Samael went down on one knee in greeting to his father, his silver-white hair sliding forward as he bowed his head. When he rose again, his gaze tracked to me for a moment, and with a flash of darkness in his blood-red eyes, he inclined his head.
My nostrils flared slightly. “Bow,” I said succinctly before he could utter a single word.
It wasn’t the first time he’d shown me disrespect by not greeting me properly. As an archdemon, I outranked him, and asimple incline of the head was not a sufficient show of deference. I’d run into him twice in the weeks that I’d been here, and each time, he’d tried to get away with a veiled insult delivered in the greeting.
Hell would freeze over again before I’d let that slide.

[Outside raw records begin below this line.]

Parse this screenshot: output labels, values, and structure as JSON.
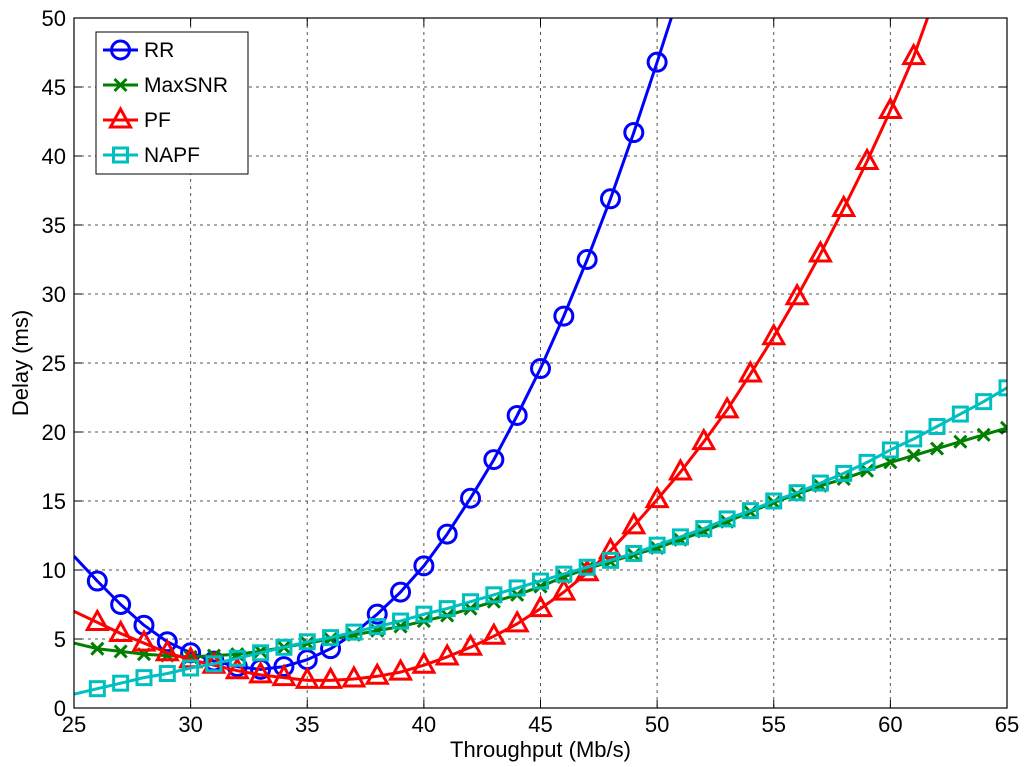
{
  "chart_data": {
    "type": "line",
    "xlabel": "Throughput (Mb/s)",
    "ylabel": "Delay (ms)",
    "xlim": [
      25,
      65
    ],
    "ylim": [
      0,
      50
    ],
    "xticks": [
      25,
      30,
      35,
      40,
      45,
      50,
      55,
      60,
      65
    ],
    "yticks": [
      0,
      5,
      10,
      15,
      20,
      25,
      30,
      35,
      40,
      45,
      50
    ],
    "grid": true,
    "legend_position": "top-left",
    "series": [
      {
        "name": "RR",
        "color": "#0000ff",
        "marker": "circle",
        "line": [
          [
            25,
            11.0
          ],
          [
            26,
            9.2
          ],
          [
            27,
            7.5
          ],
          [
            28,
            6.0
          ],
          [
            29,
            4.8
          ],
          [
            30,
            4.0
          ],
          [
            31,
            3.4
          ],
          [
            32,
            3.0
          ],
          [
            33,
            2.8
          ],
          [
            34,
            3.0
          ],
          [
            35,
            3.5
          ],
          [
            36,
            4.3
          ],
          [
            37,
            5.4
          ],
          [
            38,
            6.8
          ],
          [
            39,
            8.4
          ],
          [
            40,
            10.3
          ],
          [
            41,
            12.6
          ],
          [
            42,
            15.2
          ],
          [
            43,
            18.0
          ],
          [
            44,
            21.2
          ],
          [
            45,
            24.6
          ],
          [
            46,
            28.4
          ],
          [
            47,
            32.5
          ],
          [
            48,
            36.9
          ],
          [
            49,
            41.7
          ],
          [
            50,
            46.8
          ],
          [
            50.7,
            50.5
          ]
        ],
        "markers": [
          [
            26,
            9.2
          ],
          [
            27,
            7.5
          ],
          [
            28,
            6.0
          ],
          [
            29,
            4.8
          ],
          [
            30,
            4.0
          ],
          [
            31,
            3.4
          ],
          [
            32,
            3.0
          ],
          [
            33,
            2.8
          ],
          [
            34,
            3.0
          ],
          [
            35,
            3.5
          ],
          [
            36,
            4.3
          ],
          [
            38,
            6.8
          ],
          [
            39,
            8.4
          ],
          [
            40,
            10.3
          ],
          [
            41,
            12.6
          ],
          [
            42,
            15.2
          ],
          [
            43,
            18.0
          ],
          [
            44,
            21.2
          ],
          [
            45,
            24.6
          ],
          [
            46,
            28.4
          ],
          [
            47,
            32.5
          ],
          [
            48,
            36.9
          ],
          [
            49,
            41.7
          ],
          [
            50,
            46.8
          ]
        ]
      },
      {
        "name": "MaxSNR",
        "color": "#007f00",
        "marker": "x",
        "line": [
          [
            25,
            4.7
          ],
          [
            26,
            4.3
          ],
          [
            27,
            4.1
          ],
          [
            28,
            3.9
          ],
          [
            29,
            3.8
          ],
          [
            30,
            3.7
          ],
          [
            31,
            3.8
          ],
          [
            32,
            3.9
          ],
          [
            33,
            4.1
          ],
          [
            34,
            4.4
          ],
          [
            35,
            4.7
          ],
          [
            36,
            5.0
          ],
          [
            37,
            5.3
          ],
          [
            38,
            5.6
          ],
          [
            39,
            5.9
          ],
          [
            40,
            6.3
          ],
          [
            41,
            6.7
          ],
          [
            42,
            7.2
          ],
          [
            43,
            7.7
          ],
          [
            44,
            8.2
          ],
          [
            45,
            8.8
          ],
          [
            46,
            9.5
          ],
          [
            47,
            10.1
          ],
          [
            48,
            10.6
          ],
          [
            49,
            11.1
          ],
          [
            50,
            11.6
          ],
          [
            51,
            12.2
          ],
          [
            52,
            12.8
          ],
          [
            53,
            13.5
          ],
          [
            54,
            14.2
          ],
          [
            55,
            14.9
          ],
          [
            56,
            15.5
          ],
          [
            57,
            16.1
          ],
          [
            58,
            16.6
          ],
          [
            59,
            17.2
          ],
          [
            60,
            17.8
          ],
          [
            61,
            18.3
          ],
          [
            62,
            18.8
          ],
          [
            63,
            19.3
          ],
          [
            64,
            19.8
          ],
          [
            65,
            20.3
          ]
        ],
        "markers": [
          [
            26,
            4.3
          ],
          [
            27,
            4.1
          ],
          [
            28,
            3.9
          ],
          [
            29,
            3.8
          ],
          [
            30,
            3.7
          ],
          [
            31,
            3.8
          ],
          [
            32,
            3.9
          ],
          [
            33,
            4.1
          ],
          [
            34,
            4.4
          ],
          [
            35,
            4.7
          ],
          [
            36,
            5.0
          ],
          [
            37,
            5.3
          ],
          [
            38,
            5.6
          ],
          [
            39,
            5.9
          ],
          [
            40,
            6.3
          ],
          [
            41,
            6.7
          ],
          [
            42,
            7.2
          ],
          [
            43,
            7.7
          ],
          [
            44,
            8.2
          ],
          [
            45,
            8.8
          ],
          [
            46,
            9.5
          ],
          [
            47,
            10.1
          ],
          [
            48,
            10.6
          ],
          [
            49,
            11.1
          ],
          [
            50,
            11.6
          ],
          [
            51,
            12.2
          ],
          [
            52,
            12.8
          ],
          [
            53,
            13.5
          ],
          [
            54,
            14.2
          ],
          [
            55,
            14.9
          ],
          [
            56,
            15.5
          ],
          [
            57,
            16.1
          ],
          [
            58,
            16.6
          ],
          [
            59,
            17.2
          ],
          [
            60,
            17.8
          ],
          [
            61,
            18.3
          ],
          [
            62,
            18.8
          ],
          [
            63,
            19.3
          ],
          [
            64,
            19.8
          ],
          [
            65,
            20.3
          ]
        ]
      },
      {
        "name": "PF",
        "color": "#ff0000",
        "marker": "triangle",
        "line": [
          [
            25,
            7.0
          ],
          [
            26,
            6.2
          ],
          [
            27,
            5.4
          ],
          [
            28,
            4.7
          ],
          [
            29,
            4.0
          ],
          [
            30,
            3.5
          ],
          [
            31,
            3.1
          ],
          [
            32,
            2.7
          ],
          [
            33,
            2.4
          ],
          [
            34,
            2.2
          ],
          [
            35,
            2.0
          ],
          [
            36,
            2.0
          ],
          [
            37,
            2.1
          ],
          [
            38,
            2.3
          ],
          [
            39,
            2.6
          ],
          [
            40,
            3.1
          ],
          [
            41,
            3.7
          ],
          [
            42,
            4.4
          ],
          [
            43,
            5.2
          ],
          [
            44,
            6.1
          ],
          [
            45,
            7.2
          ],
          [
            46,
            8.4
          ],
          [
            47,
            9.8
          ],
          [
            48,
            11.4
          ],
          [
            49,
            13.2
          ],
          [
            50,
            15.1
          ],
          [
            51,
            17.1
          ],
          [
            52,
            19.3
          ],
          [
            53,
            21.6
          ],
          [
            54,
            24.2
          ],
          [
            55,
            26.9
          ],
          [
            56,
            29.8
          ],
          [
            57,
            32.9
          ],
          [
            58,
            36.2
          ],
          [
            59,
            39.6
          ],
          [
            60,
            43.3
          ],
          [
            61,
            47.2
          ],
          [
            61.7,
            50.5
          ]
        ],
        "markers": [
          [
            26,
            6.2
          ],
          [
            27,
            5.4
          ],
          [
            28,
            4.7
          ],
          [
            29,
            4.0
          ],
          [
            30,
            3.5
          ],
          [
            31,
            3.1
          ],
          [
            32,
            2.7
          ],
          [
            33,
            2.4
          ],
          [
            34,
            2.2
          ],
          [
            35,
            2.0
          ],
          [
            36,
            2.0
          ],
          [
            37,
            2.1
          ],
          [
            38,
            2.3
          ],
          [
            39,
            2.6
          ],
          [
            40,
            3.1
          ],
          [
            41,
            3.7
          ],
          [
            42,
            4.4
          ],
          [
            43,
            5.2
          ],
          [
            44,
            6.1
          ],
          [
            45,
            7.2
          ],
          [
            46,
            8.4
          ],
          [
            47,
            9.8
          ],
          [
            48,
            11.4
          ],
          [
            49,
            13.2
          ],
          [
            50,
            15.1
          ],
          [
            51,
            17.1
          ],
          [
            52,
            19.3
          ],
          [
            53,
            21.6
          ],
          [
            54,
            24.2
          ],
          [
            55,
            26.9
          ],
          [
            56,
            29.8
          ],
          [
            57,
            32.9
          ],
          [
            58,
            36.2
          ],
          [
            59,
            39.6
          ],
          [
            60,
            43.3
          ],
          [
            61,
            47.2
          ]
        ]
      },
      {
        "name": "NAPF",
        "color": "#00bfbf",
        "marker": "square",
        "line": [
          [
            25,
            1.0
          ],
          [
            26,
            1.4
          ],
          [
            27,
            1.8
          ],
          [
            28,
            2.2
          ],
          [
            29,
            2.5
          ],
          [
            30,
            2.9
          ],
          [
            31,
            3.2
          ],
          [
            32,
            3.6
          ],
          [
            33,
            4.0
          ],
          [
            34,
            4.4
          ],
          [
            35,
            4.8
          ],
          [
            36,
            5.1
          ],
          [
            37,
            5.5
          ],
          [
            38,
            5.9
          ],
          [
            39,
            6.3
          ],
          [
            40,
            6.8
          ],
          [
            41,
            7.2
          ],
          [
            42,
            7.7
          ],
          [
            43,
            8.2
          ],
          [
            44,
            8.7
          ],
          [
            45,
            9.2
          ],
          [
            46,
            9.7
          ],
          [
            47,
            10.2
          ],
          [
            48,
            10.7
          ],
          [
            49,
            11.2
          ],
          [
            50,
            11.8
          ],
          [
            51,
            12.4
          ],
          [
            52,
            13.0
          ],
          [
            53,
            13.7
          ],
          [
            54,
            14.3
          ],
          [
            55,
            15.0
          ],
          [
            56,
            15.6
          ],
          [
            57,
            16.3
          ],
          [
            58,
            17.0
          ],
          [
            59,
            17.8
          ],
          [
            60,
            18.7
          ],
          [
            61,
            19.5
          ],
          [
            62,
            20.4
          ],
          [
            63,
            21.3
          ],
          [
            64,
            22.2
          ],
          [
            65,
            23.2
          ]
        ],
        "markers": [
          [
            26,
            1.4
          ],
          [
            27,
            1.8
          ],
          [
            28,
            2.2
          ],
          [
            29,
            2.5
          ],
          [
            30,
            2.9
          ],
          [
            31,
            3.2
          ],
          [
            32,
            3.6
          ],
          [
            33,
            4.0
          ],
          [
            34,
            4.4
          ],
          [
            35,
            4.8
          ],
          [
            36,
            5.1
          ],
          [
            37,
            5.5
          ],
          [
            38,
            5.9
          ],
          [
            39,
            6.3
          ],
          [
            40,
            6.8
          ],
          [
            41,
            7.2
          ],
          [
            42,
            7.7
          ],
          [
            43,
            8.2
          ],
          [
            44,
            8.7
          ],
          [
            45,
            9.2
          ],
          [
            46,
            9.7
          ],
          [
            47,
            10.2
          ],
          [
            48,
            10.7
          ],
          [
            49,
            11.2
          ],
          [
            50,
            11.8
          ],
          [
            51,
            12.4
          ],
          [
            52,
            13.0
          ],
          [
            53,
            13.7
          ],
          [
            54,
            14.3
          ],
          [
            55,
            15.0
          ],
          [
            56,
            15.6
          ],
          [
            57,
            16.3
          ],
          [
            58,
            17.0
          ],
          [
            59,
            17.8
          ],
          [
            60,
            18.7
          ],
          [
            61,
            19.5
          ],
          [
            62,
            20.4
          ],
          [
            63,
            21.3
          ],
          [
            64,
            22.2
          ],
          [
            65,
            23.2
          ]
        ]
      }
    ]
  }
}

Muscles feathered along Samael’s jaw as he stared at me for a second, then he sketched a shallow bow.
Not enough.
“Lower,” I purred. “Or do you have a back condition?”
He sucked in a sharp breath through his nose, his teeth clearly gritted hard. But he did bow lower, all the way to the angle that was appropriate given our difference in rank.
Oh, how it must have galled him.
And how it stroked all the parts of me that still bore the emotional scars from the way he’d sneered at and mocked me when I’d been but a youth at Lucifer’s court, Samael a full-grown adult. He’d been one of the worst. Merciless and relentless in his cruelty. He’d been an up-and-coming demon, a favored child of Lucifer’s, who’d made it a sport to pick on the powerless scapegoat of the court.
I would never tire of making him bow before me now.
Even with the head start he’d had of being older and further up in rank, I had surpassed him, had reached the position of archdemon, while he remained a seraph under another’s command. Petty it might be, but I lived for those moments when I was able to rub my success and triumph in his face.